The Sunday School Sessions is a recording process that has taken place since 2011 and features some of my favourite Irish acts, such as Hidden Highways (pictured above at the sessions), the Crayon Set and Ambience Affair. Now they want to get the music out there and have launched a Fund It campaign to help them out. They’re looking for €2000 to press and package the record and get them “started on a little tour of the country”. Rewards include tickets to a Sunday School Sessions show, a record of the album, prints and a personal thank you. You can contribute to the album and tour here.
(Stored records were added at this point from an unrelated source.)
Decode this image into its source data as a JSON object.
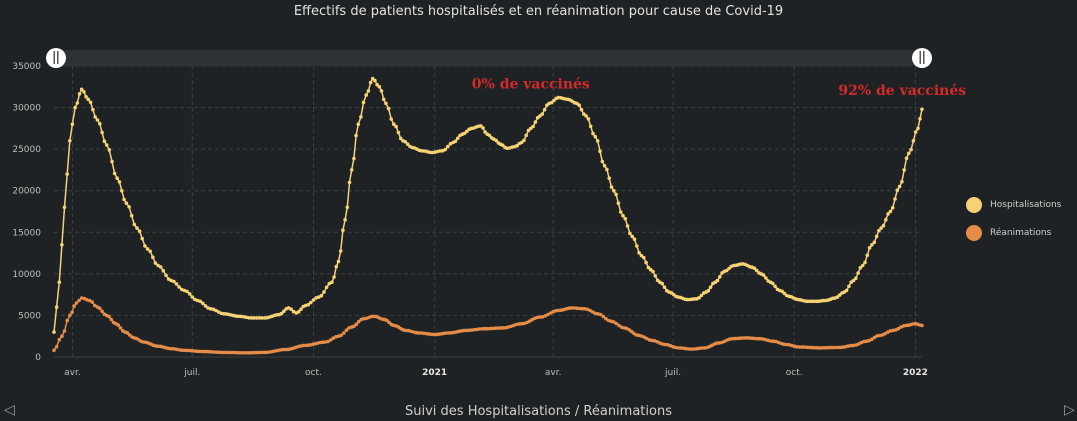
{
  "chart_data": {
    "type": "line",
    "title": "Effectifs de patients hospitalisés et en réanimation pour cause de Covid-19",
    "y_ticks": [
      "0",
      "5000",
      "10000",
      "15000",
      "20000",
      "25000",
      "30000",
      "35000"
    ],
    "ylim": [
      0,
      35000
    ],
    "x_ticks": [
      "avr.",
      "juil.",
      "oct.",
      "2021",
      "avr.",
      "juil.",
      "oct.",
      "2022"
    ],
    "x_tick_dates": [
      "2020-04-01",
      "2020-07-01",
      "2020-10-01",
      "2021-01-01",
      "2021-04-01",
      "2021-07-01",
      "2021-10-01",
      "2022-01-01"
    ],
    "xlim": [
      "2020-03-18",
      "2022-01-06"
    ],
    "grid": true,
    "legend_position": "right",
    "series": [
      {
        "name": "Hospitalisations",
        "color": "#f6d275",
        "points": [
          [
            "2020-03-18",
            3000
          ],
          [
            "2020-03-22",
            9000
          ],
          [
            "2020-03-26",
            18000
          ],
          [
            "2020-03-30",
            26000
          ],
          [
            "2020-04-03",
            30000
          ],
          [
            "2020-04-08",
            32200
          ],
          [
            "2020-04-13",
            31000
          ],
          [
            "2020-04-20",
            28500
          ],
          [
            "2020-04-27",
            25500
          ],
          [
            "2020-05-05",
            21500
          ],
          [
            "2020-05-12",
            18500
          ],
          [
            "2020-05-20",
            15500
          ],
          [
            "2020-05-28",
            13000
          ],
          [
            "2020-06-05",
            11000
          ],
          [
            "2020-06-15",
            9200
          ],
          [
            "2020-06-25",
            8000
          ],
          [
            "2020-07-05",
            6800
          ],
          [
            "2020-07-15",
            5800
          ],
          [
            "2020-07-25",
            5200
          ],
          [
            "2020-08-05",
            4900
          ],
          [
            "2020-08-15",
            4700
          ],
          [
            "2020-08-25",
            4700
          ],
          [
            "2020-09-05",
            5100
          ],
          [
            "2020-09-12",
            5900
          ],
          [
            "2020-09-18",
            5300
          ],
          [
            "2020-09-25",
            6200
          ],
          [
            "2020-10-05",
            7200
          ],
          [
            "2020-10-15",
            9000
          ],
          [
            "2020-10-20",
            11500
          ],
          [
            "2020-10-25",
            16500
          ],
          [
            "2020-10-30",
            22500
          ],
          [
            "2020-11-04",
            28000
          ],
          [
            "2020-11-10",
            31500
          ],
          [
            "2020-11-15",
            33500
          ],
          [
            "2020-11-20",
            32500
          ],
          [
            "2020-11-25",
            30500
          ],
          [
            "2020-12-01",
            28000
          ],
          [
            "2020-12-08",
            26000
          ],
          [
            "2020-12-15",
            25200
          ],
          [
            "2020-12-22",
            24800
          ],
          [
            "2020-12-30",
            24600
          ],
          [
            "2021-01-07",
            24800
          ],
          [
            "2021-01-15",
            25800
          ],
          [
            "2021-01-22",
            26800
          ],
          [
            "2021-01-29",
            27500
          ],
          [
            "2021-02-05",
            27800
          ],
          [
            "2021-02-10",
            26800
          ],
          [
            "2021-02-15",
            26200
          ],
          [
            "2021-02-20",
            25600
          ],
          [
            "2021-02-25",
            25100
          ],
          [
            "2021-03-03",
            25300
          ],
          [
            "2021-03-08",
            25800
          ],
          [
            "2021-03-15",
            27500
          ],
          [
            "2021-03-22",
            29000
          ],
          [
            "2021-03-29",
            30500
          ],
          [
            "2021-04-05",
            31200
          ],
          [
            "2021-04-12",
            31000
          ],
          [
            "2021-04-19",
            30500
          ],
          [
            "2021-04-26",
            29000
          ],
          [
            "2021-05-03",
            26500
          ],
          [
            "2021-05-10",
            23000
          ],
          [
            "2021-05-17",
            20000
          ],
          [
            "2021-05-24",
            17000
          ],
          [
            "2021-05-31",
            14500
          ],
          [
            "2021-06-07",
            12200
          ],
          [
            "2021-06-14",
            10500
          ],
          [
            "2021-06-21",
            9000
          ],
          [
            "2021-06-28",
            7800
          ],
          [
            "2021-07-05",
            7200
          ],
          [
            "2021-07-12",
            6900
          ],
          [
            "2021-07-19",
            7000
          ],
          [
            "2021-07-26",
            7800
          ],
          [
            "2021-08-02",
            9000
          ],
          [
            "2021-08-09",
            10300
          ],
          [
            "2021-08-16",
            11000
          ],
          [
            "2021-08-23",
            11200
          ],
          [
            "2021-08-30",
            10800
          ],
          [
            "2021-09-06",
            10000
          ],
          [
            "2021-09-13",
            9000
          ],
          [
            "2021-09-20",
            8000
          ],
          [
            "2021-09-27",
            7300
          ],
          [
            "2021-10-04",
            6900
          ],
          [
            "2021-10-11",
            6700
          ],
          [
            "2021-10-18",
            6700
          ],
          [
            "2021-10-25",
            6800
          ],
          [
            "2021-11-01",
            7100
          ],
          [
            "2021-11-08",
            7800
          ],
          [
            "2021-11-15",
            9200
          ],
          [
            "2021-11-22",
            11000
          ],
          [
            "2021-11-29",
            13500
          ],
          [
            "2021-12-06",
            15500
          ],
          [
            "2021-12-13",
            17500
          ],
          [
            "2021-12-20",
            20500
          ],
          [
            "2021-12-27",
            24500
          ],
          [
            "2022-01-03",
            27500
          ],
          [
            "2022-01-06",
            29800
          ]
        ]
      },
      {
        "name": "Réanimations",
        "color": "#e58c48",
        "points": [
          [
            "2020-03-18",
            800
          ],
          [
            "2020-03-24",
            2500
          ],
          [
            "2020-03-30",
            5000
          ],
          [
            "2020-04-04",
            6500
          ],
          [
            "2020-04-08",
            7100
          ],
          [
            "2020-04-14",
            6800
          ],
          [
            "2020-04-20",
            6000
          ],
          [
            "2020-04-27",
            5000
          ],
          [
            "2020-05-04",
            4000
          ],
          [
            "2020-05-11",
            3000
          ],
          [
            "2020-05-18",
            2300
          ],
          [
            "2020-05-25",
            1800
          ],
          [
            "2020-06-05",
            1300
          ],
          [
            "2020-06-15",
            1000
          ],
          [
            "2020-06-25",
            800
          ],
          [
            "2020-07-10",
            650
          ],
          [
            "2020-07-25",
            550
          ],
          [
            "2020-08-10",
            500
          ],
          [
            "2020-08-25",
            550
          ],
          [
            "2020-09-10",
            900
          ],
          [
            "2020-09-25",
            1400
          ],
          [
            "2020-10-10",
            1800
          ],
          [
            "2020-10-20",
            2500
          ],
          [
            "2020-10-30",
            3600
          ],
          [
            "2020-11-08",
            4600
          ],
          [
            "2020-11-16",
            4900
          ],
          [
            "2020-11-24",
            4500
          ],
          [
            "2020-12-01",
            3800
          ],
          [
            "2020-12-10",
            3200
          ],
          [
            "2020-12-20",
            2900
          ],
          [
            "2021-01-01",
            2700
          ],
          [
            "2021-01-12",
            2900
          ],
          [
            "2021-01-25",
            3200
          ],
          [
            "2021-02-08",
            3400
          ],
          [
            "2021-02-22",
            3500
          ],
          [
            "2021-03-08",
            4000
          ],
          [
            "2021-03-22",
            4800
          ],
          [
            "2021-04-05",
            5600
          ],
          [
            "2021-04-15",
            5900
          ],
          [
            "2021-04-25",
            5800
          ],
          [
            "2021-05-05",
            5200
          ],
          [
            "2021-05-15",
            4300
          ],
          [
            "2021-05-25",
            3500
          ],
          [
            "2021-06-05",
            2600
          ],
          [
            "2021-06-15",
            2000
          ],
          [
            "2021-06-25",
            1500
          ],
          [
            "2021-07-05",
            1100
          ],
          [
            "2021-07-15",
            950
          ],
          [
            "2021-07-25",
            1100
          ],
          [
            "2021-08-05",
            1700
          ],
          [
            "2021-08-15",
            2200
          ],
          [
            "2021-08-25",
            2300
          ],
          [
            "2021-09-05",
            2200
          ],
          [
            "2021-09-15",
            1900
          ],
          [
            "2021-09-25",
            1500
          ],
          [
            "2021-10-05",
            1200
          ],
          [
            "2021-10-20",
            1100
          ],
          [
            "2021-11-05",
            1150
          ],
          [
            "2021-11-15",
            1400
          ],
          [
            "2021-11-25",
            1900
          ],
          [
            "2021-12-05",
            2600
          ],
          [
            "2021-12-15",
            3200
          ],
          [
            "2021-12-25",
            3800
          ],
          [
            "2022-01-01",
            4000
          ],
          [
            "2022-01-06",
            3800
          ]
        ]
      }
    ],
    "annotations": [
      {
        "text": "0% de vaccinés",
        "date": "2021-03-15",
        "value": 32300,
        "color": "#d42a2a"
      },
      {
        "text": "92% de vaccinés",
        "date": "2021-12-22",
        "value": 31500,
        "color": "#d42a2a"
      }
    ]
  },
  "legend": {
    "hospitalisations": "Hospitalisations",
    "reanimations": "Réanimations"
  },
  "footer": {
    "label": "Suivi des Hospitalisations / Réanimations",
    "prev_icon": "◁",
    "next_icon": "▷"
  },
  "colors": {
    "background": "#1e2224",
    "grid": "#3a3f42",
    "navigator_band": "#2d3234"
  }
}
Cork producer Reid has been quiet over the past year or so, but returned with new track ‘Fractures’ last week – and a moody new promo picture (above). Featuring Slow Skies singer Karen Sheridan on vocals, the song is jarring – it wants to own the dancefloor but instead moves around its fringes, getting elbowed out of the way by more obvious hits. Eoghan Reid told Clash: “I really wanted to make something intense when I started this EP. I wanted to make something that people could dance to, but also something that you could listen to while staring out the window on a train journey. I am very influenced by movie soundtracks and how they draw on people’s emotions using just sound.” Karen’s voice certainly lends itself to taking you somewhere while you stare out the train window, but its mournful tone and lyrics like “you’re broken now” are at odds with what Reid is doing underneath. It all creates a bit of a muddle rather than a rave. Reid releases the Fractures EP on August 11 via M:UK.